Sa grande carrière musicale mise à part, Bob Marley est également comme bon nombre d’enfants du ghetto en Jamaïque un grand adepte de football. Et c’est en 1977 au cours d’un match amical de football qu’une de ses vieilles blessures au pied va se rouvrir. Les analyses médicales vont révéler un mélanome malin, cancer très rare mais très dangereux. La seule solution est de lui amputer l’orteil dans lequel se concentre le mélanome. Mais l’amputation est contraire aux croyances rasta. Bob Marley met donc beaucoup de temps à se décider et se fera finalement amputer trop tard. Deux ans plus tard, il perd connaissance pendant son jogging et un examen au rayon X révèle que le cancer s’est étendu à tout son corps.
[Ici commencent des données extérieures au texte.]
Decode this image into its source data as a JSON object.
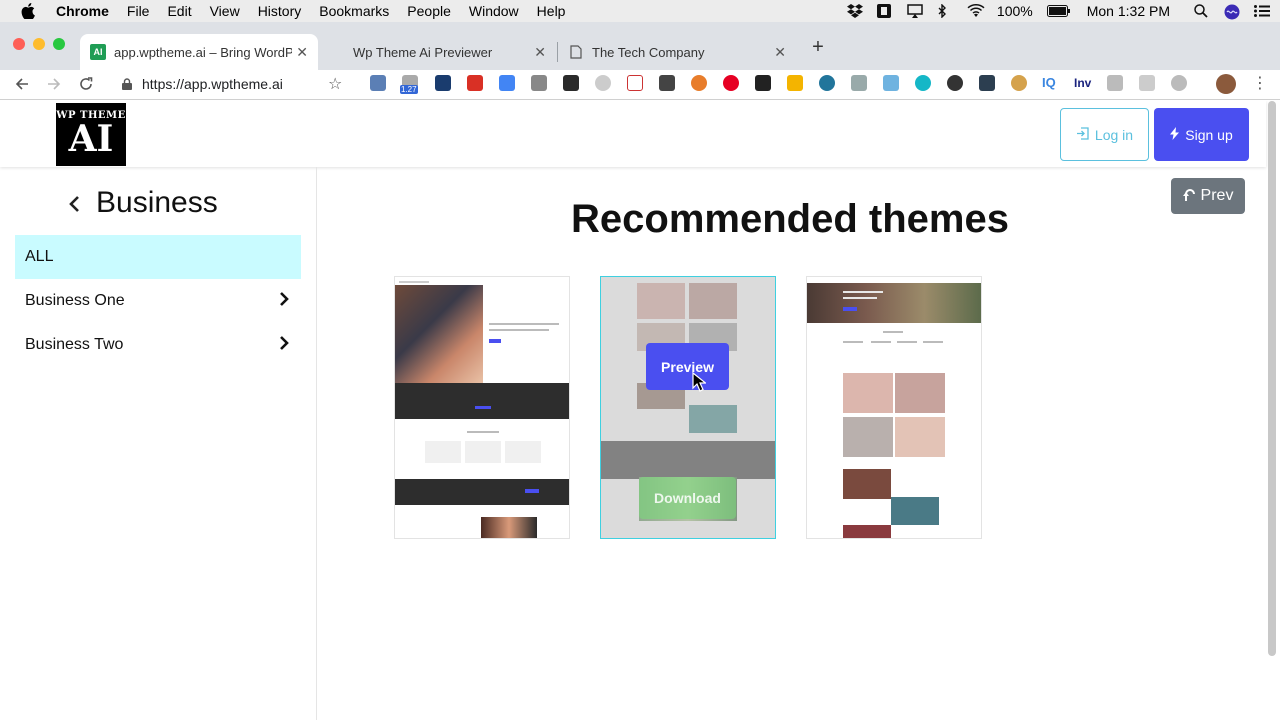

Il n’en informe pas son entourage, et continu les concerts aussi longtemps que possible avant d’entrer dans une clinique allemande en 1980 pour tenter de se faire soigner. Mais il est déjà trop tard. Il décide alors de rejoindre sa mère à Miami et finira ses jours entouré de ses enfants et sa famille. Bob Marley décède le 11 mai 1981 et sera enterré dans la paroisse de Saint Ann en Jamaïque dix jours plus tard.

Les plus célèbres chansons de Bob Marley

Bob Marley aura droit à des funérailles nationales et sa disparition est une vraie tragédie pour la Jamaïque et le mouvement rasta. Il laisse au monde en héritage des titres planétaires et pleins de sens comme Redemption Song, au sujet de l’esclavage du peuple noir, mais aussi l’énorme succès Jamming, festif et inspiré de sa relation avec Cindy BreakSpear, miss monde 1976. Il appelle le peuple jamaïquain et ses frères rastas à se réveiller dans Get up, Stand Up pour lutter contre l’oppression, un message qu’on retrouve aussi dans Soul Rebel. Bien sûr, comme le veut la tradition rasta, Bob Marley incite aussi à la consommation de chanvre dans certaines de ses chansons comme Kaya.

Quelques anecdotes sur Bob Marley

  • Juste avant de mourir, Bob Marley s’est converti à l’Église Orthodoxe Éthiopienne, dont le représentant est considéré par les rastas comme étant la réincarnation de Jésus.
  • Quand il avait 5 ans, Bob Marley lisait l’avenir des habitants du village dans la paume de leurs mains.
  • Bob Marley a été obligé de créditer certains de ses grands succès à ses amis. No Woman No Cry par exemple, pour que son éditeur, qui l’avait piégé avec un contrat illégal, ne puisse plus lui prendre tout son argent.
  • Bob Marley a reconnu 11 enfants, de trois femmes différentes. Cinq d’entre eux se sont lancés dans une carrière musicale à succès, et l’un des fils de Bob Marley est devenu footballeur américain professionnel.
  • Alors qu’il n’a que 5 ans, Bob Marley quitte le domicile de sa mère pour rejoindre son père à Kingston. Mais celui-ci, un capitaine de la Royal Navy anglaise, l’avait confié à une inconnue parce qu’il ne pouvait pas s’occuper de lui et Bob vivait donc dans la rue et servait de coursier à la vieille dame quand sa mère est venue le retrouver.